Aller au contenu

Page:Montépin - La Porteuse de pain, 1973.djvu/420

La bibliothèque libre.
Cette page n’a pas encore été corrigée

belle créature qu’autrefois il avait aimée d’un amour de fauve. Il frissonna de la tête aux pieds.

Il se jugea perdu. Il crut que Jeanne allait le reconnaître.

Son épouvante fut d’ailleurs de courte durée. Il comprit qu’il courait à sa perte s’il ne tenait résolument la tête à l’orage grondant autour de lui. Reprenant son aplomb habituel, il répondit en exagérant son accent étranger.

« Je ne comprends pas. Que signifie cela ?

– Cher monsieur, dit Georges. Il s’agit de Lucie Fortier…

– De Lucie Fortier ? Que puis-je faire pour cette enfant qui a le malheur d’être fille d’une mère flétrie par la justice ?

– Vous pouvez lui rendre la vie, monsieur ! s’écria Jeanne. Vous lui avez pris pour votre fille celui qu’elle aimait, et votre fille va vivre heureuse et riche, et Lucie va mourir désespérée…

– Eh ! répliqua Paul Harmant, que puis-je à cela moi ? Est-ce ma faute si cette Lucie est fille d’une condamnée ?

– Et vous ne trouvez pas d’autre remède à son mal que de l’insulter de nouveau ? » dit Jeanne presque menaçante.

Une inspiration diabolique traversa l’esprit de Jacques.

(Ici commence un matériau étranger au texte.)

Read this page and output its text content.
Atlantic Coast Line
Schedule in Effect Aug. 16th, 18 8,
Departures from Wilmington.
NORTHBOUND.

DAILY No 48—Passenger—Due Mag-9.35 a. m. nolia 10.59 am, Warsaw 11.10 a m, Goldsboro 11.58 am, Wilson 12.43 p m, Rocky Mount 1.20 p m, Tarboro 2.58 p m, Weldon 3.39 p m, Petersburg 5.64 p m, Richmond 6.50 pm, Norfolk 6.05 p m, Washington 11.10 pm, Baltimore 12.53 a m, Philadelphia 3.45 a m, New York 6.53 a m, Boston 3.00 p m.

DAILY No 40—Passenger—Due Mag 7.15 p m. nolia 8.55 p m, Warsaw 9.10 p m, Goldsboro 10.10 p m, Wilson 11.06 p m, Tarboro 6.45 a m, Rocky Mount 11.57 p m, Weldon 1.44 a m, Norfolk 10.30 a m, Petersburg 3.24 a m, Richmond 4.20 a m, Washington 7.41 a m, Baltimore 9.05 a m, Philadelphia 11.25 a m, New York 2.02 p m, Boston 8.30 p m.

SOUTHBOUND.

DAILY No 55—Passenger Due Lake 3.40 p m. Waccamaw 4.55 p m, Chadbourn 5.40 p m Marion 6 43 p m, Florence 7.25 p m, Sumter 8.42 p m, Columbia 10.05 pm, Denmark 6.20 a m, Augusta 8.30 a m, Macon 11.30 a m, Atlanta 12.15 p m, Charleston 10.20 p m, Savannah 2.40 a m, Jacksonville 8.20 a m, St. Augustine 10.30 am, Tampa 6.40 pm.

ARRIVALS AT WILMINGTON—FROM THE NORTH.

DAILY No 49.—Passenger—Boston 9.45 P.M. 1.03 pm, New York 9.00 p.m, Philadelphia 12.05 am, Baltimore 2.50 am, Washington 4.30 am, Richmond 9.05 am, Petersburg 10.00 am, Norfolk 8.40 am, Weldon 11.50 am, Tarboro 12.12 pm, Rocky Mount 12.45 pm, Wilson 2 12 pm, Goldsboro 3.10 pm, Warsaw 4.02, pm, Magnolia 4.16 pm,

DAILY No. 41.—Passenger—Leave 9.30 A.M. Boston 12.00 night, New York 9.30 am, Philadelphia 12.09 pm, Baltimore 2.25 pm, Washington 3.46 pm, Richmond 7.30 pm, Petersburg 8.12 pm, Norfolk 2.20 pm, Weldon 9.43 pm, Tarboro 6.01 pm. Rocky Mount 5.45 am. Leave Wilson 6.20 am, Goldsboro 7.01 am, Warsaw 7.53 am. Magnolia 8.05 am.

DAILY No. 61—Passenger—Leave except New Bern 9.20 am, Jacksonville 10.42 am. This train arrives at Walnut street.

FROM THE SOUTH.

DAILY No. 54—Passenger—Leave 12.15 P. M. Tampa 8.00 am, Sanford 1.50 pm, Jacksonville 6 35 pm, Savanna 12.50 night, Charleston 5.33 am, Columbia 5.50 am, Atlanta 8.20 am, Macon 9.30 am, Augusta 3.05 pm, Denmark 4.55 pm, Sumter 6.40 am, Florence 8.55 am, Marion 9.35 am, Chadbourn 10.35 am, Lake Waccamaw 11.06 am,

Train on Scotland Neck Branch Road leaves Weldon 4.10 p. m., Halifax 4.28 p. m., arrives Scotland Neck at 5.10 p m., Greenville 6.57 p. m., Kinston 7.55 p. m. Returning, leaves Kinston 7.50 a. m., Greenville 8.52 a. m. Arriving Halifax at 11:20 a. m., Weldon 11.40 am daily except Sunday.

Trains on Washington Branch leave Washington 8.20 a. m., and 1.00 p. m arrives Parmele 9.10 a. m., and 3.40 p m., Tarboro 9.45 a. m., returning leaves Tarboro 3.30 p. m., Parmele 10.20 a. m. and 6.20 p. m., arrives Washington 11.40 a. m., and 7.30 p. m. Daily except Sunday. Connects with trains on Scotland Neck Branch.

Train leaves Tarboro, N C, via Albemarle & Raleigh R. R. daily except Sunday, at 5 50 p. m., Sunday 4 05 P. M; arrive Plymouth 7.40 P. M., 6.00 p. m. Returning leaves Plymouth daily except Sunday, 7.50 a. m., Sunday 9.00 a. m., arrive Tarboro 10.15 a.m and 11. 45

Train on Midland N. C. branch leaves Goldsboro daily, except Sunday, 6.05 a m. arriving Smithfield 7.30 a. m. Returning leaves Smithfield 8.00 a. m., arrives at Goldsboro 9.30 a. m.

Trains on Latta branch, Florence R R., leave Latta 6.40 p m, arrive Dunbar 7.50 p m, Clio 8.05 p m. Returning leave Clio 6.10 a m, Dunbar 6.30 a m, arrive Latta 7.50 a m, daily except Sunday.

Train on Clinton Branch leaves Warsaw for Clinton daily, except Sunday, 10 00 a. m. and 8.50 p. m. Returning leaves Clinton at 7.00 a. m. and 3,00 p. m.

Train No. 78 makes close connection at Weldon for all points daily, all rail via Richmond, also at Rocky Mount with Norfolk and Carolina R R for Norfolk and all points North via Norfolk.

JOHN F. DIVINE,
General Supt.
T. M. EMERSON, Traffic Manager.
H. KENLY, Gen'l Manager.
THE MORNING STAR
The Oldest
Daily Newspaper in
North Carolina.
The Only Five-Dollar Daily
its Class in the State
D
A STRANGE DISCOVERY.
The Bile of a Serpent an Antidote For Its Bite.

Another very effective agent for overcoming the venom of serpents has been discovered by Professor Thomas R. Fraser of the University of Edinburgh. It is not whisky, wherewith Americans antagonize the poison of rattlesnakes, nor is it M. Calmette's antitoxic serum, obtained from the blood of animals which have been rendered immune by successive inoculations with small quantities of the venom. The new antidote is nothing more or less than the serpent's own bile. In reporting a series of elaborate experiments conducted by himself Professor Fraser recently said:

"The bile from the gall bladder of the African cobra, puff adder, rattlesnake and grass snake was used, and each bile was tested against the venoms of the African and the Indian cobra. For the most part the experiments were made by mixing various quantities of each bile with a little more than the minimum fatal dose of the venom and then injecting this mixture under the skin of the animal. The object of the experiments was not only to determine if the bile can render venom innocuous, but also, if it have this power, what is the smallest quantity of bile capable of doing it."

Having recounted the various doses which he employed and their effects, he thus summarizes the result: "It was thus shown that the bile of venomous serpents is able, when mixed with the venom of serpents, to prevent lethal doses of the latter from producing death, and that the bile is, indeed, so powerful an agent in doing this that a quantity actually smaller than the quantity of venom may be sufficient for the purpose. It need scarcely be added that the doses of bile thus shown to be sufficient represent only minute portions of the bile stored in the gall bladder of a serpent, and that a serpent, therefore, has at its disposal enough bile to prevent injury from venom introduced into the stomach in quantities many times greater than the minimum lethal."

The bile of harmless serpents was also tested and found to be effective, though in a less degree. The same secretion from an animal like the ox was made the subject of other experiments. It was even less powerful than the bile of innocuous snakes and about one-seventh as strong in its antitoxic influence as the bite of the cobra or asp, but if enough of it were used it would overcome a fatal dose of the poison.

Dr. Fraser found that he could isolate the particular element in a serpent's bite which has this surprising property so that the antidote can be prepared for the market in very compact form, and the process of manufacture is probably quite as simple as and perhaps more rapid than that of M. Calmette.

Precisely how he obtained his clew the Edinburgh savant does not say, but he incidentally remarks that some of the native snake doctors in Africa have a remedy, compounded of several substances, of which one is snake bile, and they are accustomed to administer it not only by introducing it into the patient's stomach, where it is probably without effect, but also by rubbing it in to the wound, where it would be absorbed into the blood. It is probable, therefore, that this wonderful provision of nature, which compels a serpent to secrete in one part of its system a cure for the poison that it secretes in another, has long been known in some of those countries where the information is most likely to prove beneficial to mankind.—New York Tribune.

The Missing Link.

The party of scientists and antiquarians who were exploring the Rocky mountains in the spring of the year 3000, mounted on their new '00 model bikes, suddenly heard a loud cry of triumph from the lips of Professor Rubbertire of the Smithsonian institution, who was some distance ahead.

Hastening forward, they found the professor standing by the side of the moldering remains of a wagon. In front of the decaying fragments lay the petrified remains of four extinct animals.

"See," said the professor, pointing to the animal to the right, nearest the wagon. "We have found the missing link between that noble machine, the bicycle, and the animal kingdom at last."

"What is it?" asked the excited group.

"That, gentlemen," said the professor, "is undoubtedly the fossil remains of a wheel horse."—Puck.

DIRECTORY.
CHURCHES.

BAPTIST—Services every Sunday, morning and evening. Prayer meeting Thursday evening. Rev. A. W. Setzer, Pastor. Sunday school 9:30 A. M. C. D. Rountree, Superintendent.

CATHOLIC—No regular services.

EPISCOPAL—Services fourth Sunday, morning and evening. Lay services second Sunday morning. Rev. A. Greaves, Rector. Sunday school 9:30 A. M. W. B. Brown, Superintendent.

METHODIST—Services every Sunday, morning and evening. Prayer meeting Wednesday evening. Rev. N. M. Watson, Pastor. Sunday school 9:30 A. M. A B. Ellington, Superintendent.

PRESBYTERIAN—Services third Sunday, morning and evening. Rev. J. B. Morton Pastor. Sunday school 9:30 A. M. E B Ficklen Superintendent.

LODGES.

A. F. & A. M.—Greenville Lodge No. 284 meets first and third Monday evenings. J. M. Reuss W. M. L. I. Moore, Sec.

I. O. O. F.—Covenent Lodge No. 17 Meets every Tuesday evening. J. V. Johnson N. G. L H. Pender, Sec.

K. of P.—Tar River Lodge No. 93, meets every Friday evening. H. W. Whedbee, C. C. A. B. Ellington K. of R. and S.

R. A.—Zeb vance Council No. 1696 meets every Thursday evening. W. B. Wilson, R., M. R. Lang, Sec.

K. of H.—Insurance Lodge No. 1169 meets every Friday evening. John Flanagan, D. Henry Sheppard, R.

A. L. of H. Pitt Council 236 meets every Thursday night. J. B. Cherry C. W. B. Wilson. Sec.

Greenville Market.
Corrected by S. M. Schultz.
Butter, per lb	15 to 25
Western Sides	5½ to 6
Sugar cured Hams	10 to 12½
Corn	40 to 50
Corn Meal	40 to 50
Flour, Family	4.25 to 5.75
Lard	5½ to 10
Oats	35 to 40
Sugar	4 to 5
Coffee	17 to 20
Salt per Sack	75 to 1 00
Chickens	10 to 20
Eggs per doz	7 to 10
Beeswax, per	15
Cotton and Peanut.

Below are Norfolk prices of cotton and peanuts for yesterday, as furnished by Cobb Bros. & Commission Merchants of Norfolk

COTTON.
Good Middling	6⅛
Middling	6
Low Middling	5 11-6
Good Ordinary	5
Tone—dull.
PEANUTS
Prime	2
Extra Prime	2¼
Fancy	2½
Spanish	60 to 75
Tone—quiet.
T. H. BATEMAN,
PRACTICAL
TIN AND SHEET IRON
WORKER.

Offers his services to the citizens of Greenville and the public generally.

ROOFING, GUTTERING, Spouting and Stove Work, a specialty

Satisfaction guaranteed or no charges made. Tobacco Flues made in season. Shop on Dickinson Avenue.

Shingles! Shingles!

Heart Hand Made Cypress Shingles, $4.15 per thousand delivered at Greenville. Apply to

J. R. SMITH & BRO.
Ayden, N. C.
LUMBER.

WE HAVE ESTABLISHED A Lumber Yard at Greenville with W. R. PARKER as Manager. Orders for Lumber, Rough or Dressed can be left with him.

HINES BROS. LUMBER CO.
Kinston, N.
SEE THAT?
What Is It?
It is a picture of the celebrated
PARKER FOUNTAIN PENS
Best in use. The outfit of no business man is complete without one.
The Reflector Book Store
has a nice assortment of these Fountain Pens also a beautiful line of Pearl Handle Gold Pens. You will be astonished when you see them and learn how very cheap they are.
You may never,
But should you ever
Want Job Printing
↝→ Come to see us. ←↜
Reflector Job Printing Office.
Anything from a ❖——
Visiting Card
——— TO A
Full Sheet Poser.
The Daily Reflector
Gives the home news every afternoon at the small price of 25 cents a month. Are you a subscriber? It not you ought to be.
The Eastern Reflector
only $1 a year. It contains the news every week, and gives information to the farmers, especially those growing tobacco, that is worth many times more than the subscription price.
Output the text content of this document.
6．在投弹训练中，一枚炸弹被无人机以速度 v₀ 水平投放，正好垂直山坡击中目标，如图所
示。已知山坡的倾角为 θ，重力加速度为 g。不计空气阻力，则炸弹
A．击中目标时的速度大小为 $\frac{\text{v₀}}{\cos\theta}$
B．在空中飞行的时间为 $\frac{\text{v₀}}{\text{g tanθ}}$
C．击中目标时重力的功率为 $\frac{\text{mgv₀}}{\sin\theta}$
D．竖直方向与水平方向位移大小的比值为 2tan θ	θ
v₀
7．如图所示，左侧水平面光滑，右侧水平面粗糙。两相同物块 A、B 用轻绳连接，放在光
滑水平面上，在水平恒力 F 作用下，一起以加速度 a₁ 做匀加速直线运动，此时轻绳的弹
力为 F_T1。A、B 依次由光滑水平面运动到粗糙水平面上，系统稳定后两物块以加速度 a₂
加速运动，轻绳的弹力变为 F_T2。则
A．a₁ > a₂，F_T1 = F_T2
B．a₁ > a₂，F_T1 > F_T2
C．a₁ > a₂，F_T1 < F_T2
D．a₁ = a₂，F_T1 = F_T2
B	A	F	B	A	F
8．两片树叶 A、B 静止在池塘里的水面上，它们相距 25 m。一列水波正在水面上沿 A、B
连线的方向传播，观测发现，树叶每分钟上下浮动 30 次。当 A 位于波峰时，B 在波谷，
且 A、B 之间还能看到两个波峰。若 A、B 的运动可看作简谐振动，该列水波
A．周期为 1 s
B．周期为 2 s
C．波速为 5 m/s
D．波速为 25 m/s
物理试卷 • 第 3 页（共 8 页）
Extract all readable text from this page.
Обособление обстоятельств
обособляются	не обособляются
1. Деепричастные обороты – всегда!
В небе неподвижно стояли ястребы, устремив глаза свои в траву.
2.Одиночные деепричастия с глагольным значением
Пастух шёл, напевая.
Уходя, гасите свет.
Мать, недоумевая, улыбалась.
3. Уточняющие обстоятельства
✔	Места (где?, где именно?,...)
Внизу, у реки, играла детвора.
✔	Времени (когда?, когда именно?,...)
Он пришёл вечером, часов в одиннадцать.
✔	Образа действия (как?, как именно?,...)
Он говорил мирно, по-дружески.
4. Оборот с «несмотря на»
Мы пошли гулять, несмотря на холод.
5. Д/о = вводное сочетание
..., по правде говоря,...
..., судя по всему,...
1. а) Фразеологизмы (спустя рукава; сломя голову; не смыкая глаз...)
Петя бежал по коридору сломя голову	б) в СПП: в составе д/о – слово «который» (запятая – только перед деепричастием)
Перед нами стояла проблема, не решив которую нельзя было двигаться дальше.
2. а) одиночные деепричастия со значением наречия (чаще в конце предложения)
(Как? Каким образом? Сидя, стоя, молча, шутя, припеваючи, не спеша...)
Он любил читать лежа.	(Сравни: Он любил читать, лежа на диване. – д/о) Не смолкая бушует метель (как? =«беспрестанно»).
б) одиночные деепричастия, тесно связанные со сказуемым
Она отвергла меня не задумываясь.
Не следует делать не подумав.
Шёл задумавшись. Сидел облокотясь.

« Je trouve que vous le prenez bien haut ! fit-il. On pourrait croire que des liens plus étroits qu’une amitié banale vous attachent à cette fille ! En rendant impossible ce monstrueux mariage, j’ai rempli mon devoir. Maintenant il m’en reste un autre tout tracé. La façon dont vous plaidez la cause de Lucie Fortier m’a révélé votre identité. Vous n’êtes pas Lise Perrin… vous êtes la condamnée d’Alfortville… vous êtes l’évadée de Clermont… vous êtes Jeanne Fortier… »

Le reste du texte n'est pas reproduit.